Я видел их, когда был в прошлый раз в третьем лагере. Греторекс мне нравится, а вот ее подопечные не очень. Они на меня не смотрят – по крайней мере, когда я смотрю на них. Когда я не смотрю, их глаза так и шарят по мне сверху донизу, но стоит мне внезапно повернуться, как они разом обнаруживают на земле что-то безумно интересное.
Думаю, с моим отцом было так же. Никто не хотел смотреть ему в глаза. Но со мной это впервые. До ББ я был частью команды, меня окружали бойцы, я был тогда в паре с Несбитом, а Габриэль – с Самин, и мы тренировались с Греторекс и другими. Мы были хорошей командой. Мы смеялись, шутили, дрались, и ели, и разговаривали – все вместе. Мне не хватает этого чувства локтя, оно ушло и никогда не вернется, я знаю. Но Греторекс все так же отлично работает с новичками.
– Она хороший тренер, – говорю я.
– Кто, Греторекс?
– А о ком мы еще, по-твоему, говорим? – Сам не знаю, чего я вдруг взъелся.
– Ты должен как-нибудь сходить со мной в лагерь. Греторекс будет рада.
– Ага. Как-нибудь схожу. – Но мы оба знаем, что это значит «нет».
Я уже много недель не видел Греторекс и вообще никого, кроме Габриэля. Точнее говоря, кроме Габриэля и еще тех двух Охотников, но их я убил. Если подумать, я вообще привык убивать всех, с кем встречаюсь. Так что – пусть Греторекс радуется, что я не хожу к ней.

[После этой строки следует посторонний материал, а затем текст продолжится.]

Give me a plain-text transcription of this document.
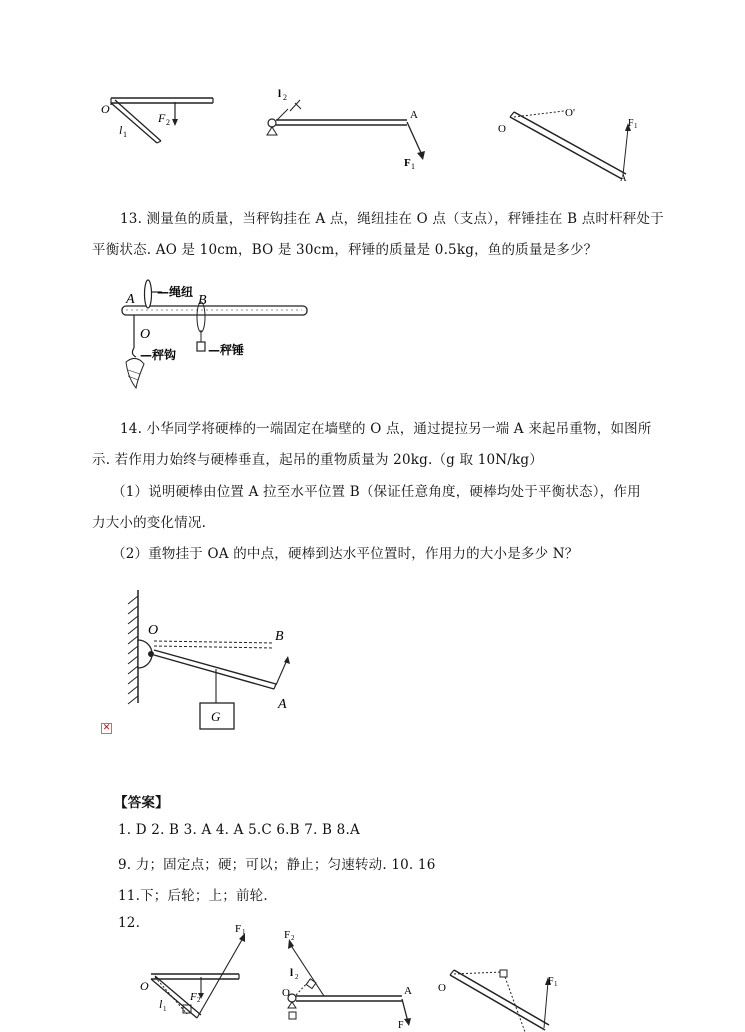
O
F 2
l 1
l 2
A
F 1
O
O'
F 1
A
13. 测量鱼的质量，当秤钩挂在 A 点，绳纽挂在 O 点（支点），秤锤挂在 B 点时杆秤处于
平衡状态. AO 是 10cm，BO 是 30cm，秤锤的质量是 0.5kg，鱼的质量是多少？
A	B
O
—绳纽
—秤钩	—秤锤
14. 小华同学将硬棒的一端固定在墙壁的 O 点，通过提拉另一端 A 来起吊重物，如图所
示. 若作用力始终与硬棒垂直，起吊的重物质量为 20kg.（g 取 10N/kg）
（1）说明硬棒由位置 A 拉至水平位置 B（保证任意角度，硬棒均处于平衡状态），作用
力大小的变化情况.
（2）重物挂于 OA 的中点，硬棒到达水平位置时，作用力的大小是多少 N？
O	B
A
G
✕
【答案】
1. D 2. B 3. A 4. A 5.C 6.B 7. B 8.A
9. 力；固定点；硬；可以；静止；匀速转动. 10. 16
11.下；后轮；上；前轮.
12.
O
F 1
F 2
l 1
F 2
l 2
O	A
F
O
F 1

– Она хочет похвастаться перед тобой своими новыми ученицами. Они делают успехи.
Тут я уже совсем не знаю, как реагировать. Удивиться? Или сказать: «Хорошо». Или: «Какая, к черту, разница, все равно это ничего не изменит?»
В общем, я понятия не имею, что говорить.

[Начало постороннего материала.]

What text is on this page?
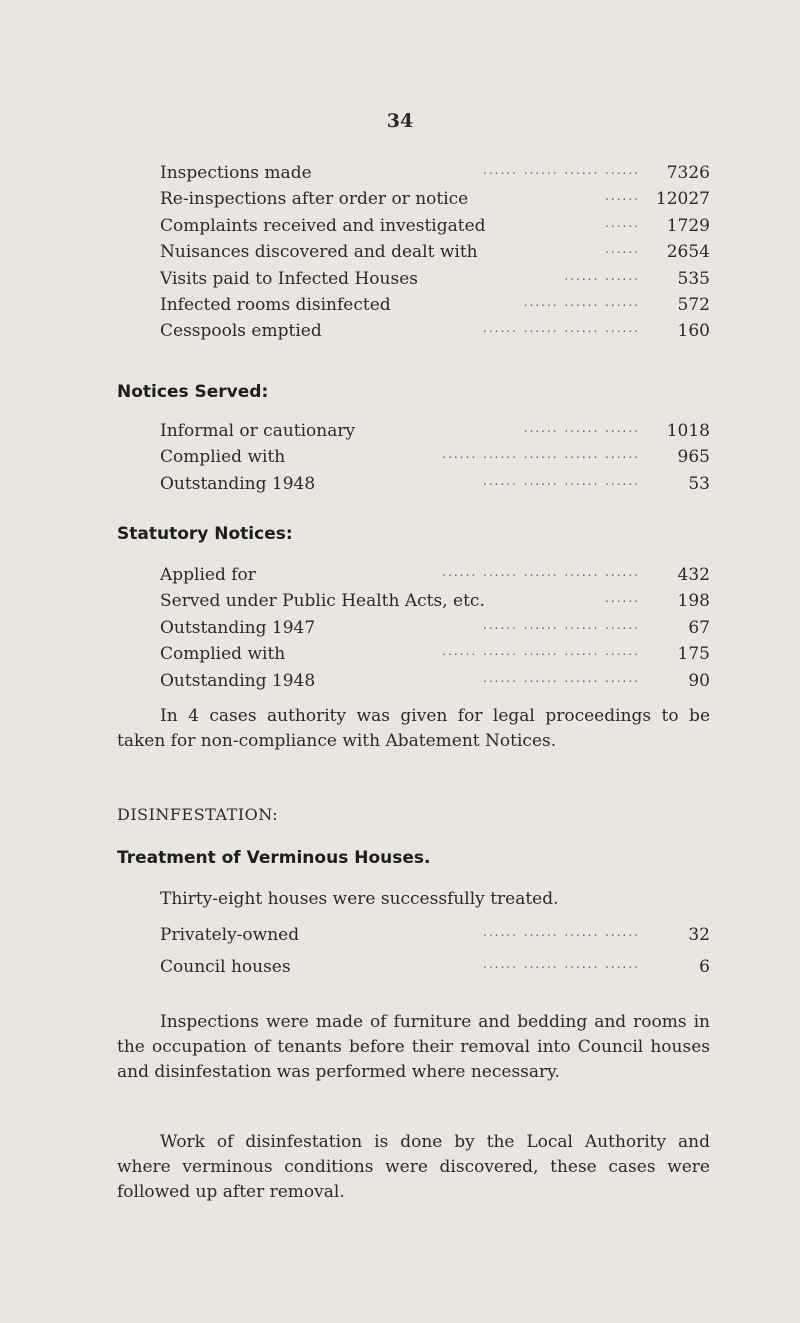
34
Inspections made	...... ...... ...... ...... 7326
Re-inspections after order or notice	...... 12027
Complaints received and investigated	...... 1729
Nuisances discovered and dealt with	...... 2654
Visits paid to Infected Houses	...... ...... 535
Infected rooms disinfected	...... ...... ...... 572
Cesspools emptied	...... ...... ...... ...... 160
Notices Served:
Informal or cautionary	...... ...... ...... 1018
Complied with	...... ...... ...... ...... ...... 965
Outstanding 1948	...... ...... ...... ......	53
Statutory Notices:
Applied for	...... ...... ...... ...... ...... 432
Served under Public Health Acts, etc.	...... 198
Outstanding 1947	...... ...... ...... ......	67
Complied with	...... ...... ...... ...... ...... 175
Outstanding 1948	...... ...... ...... ......	90
In 4 cases authority was given for legal proceedings to be taken for non-compliance with Abatement Notices.
DISINFESTATION:
Treatment of Verminous Houses.
Thirty-eight houses were successfully treated.
Privately-owned	...... ...... ...... ......	32
Council houses	...... ...... ...... ......	6
Inspections were made of furniture and bedding and rooms in the occupation of tenants before their removal into Council houses and disinfestation was performed where necessary.
Work of disinfestation is done by the Local Authority and where verminous conditions were discovered, these cases were followed up after removal.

Тут я вспоминаю кое-что и спрашиваю:
– Какой сегодня день?
Габриэль отвечает:
– Ты меня вчера спрашивал.
– И?
– Не знаю. Хотел спросить у Греторекс, да забыл. – Он поворачивается ко мне и задает вопрос: – А тебе зачем?
Я трясу головой. Мне все равно, какой сегодня день, просто я пытаюсь сохранить ясность мыслей, а дни так похожи один на другой и так быстро сливаются в недели, а может, и месяцы, что я чувствую, как у меня в голове все перемешивается. А мне необходимо сосредоточиться и не терять связи с реальностью. Вчера я убил тех двоих. Потом вернулся сюда, но мне уже кажется, что это было давным-давно. Надо сходить туда еще раз, проверить трупы. За мертвыми Охотниками наверняка придут другие, их товарищи. Может, мне повезет поймать кого-нибудь из них живьем и расспросить. Вдруг они знают что-нибудь об Анна-Лизе. Если она шпионка, то наверняка уже вернулась к Солу; может быть, Охотники ее видели.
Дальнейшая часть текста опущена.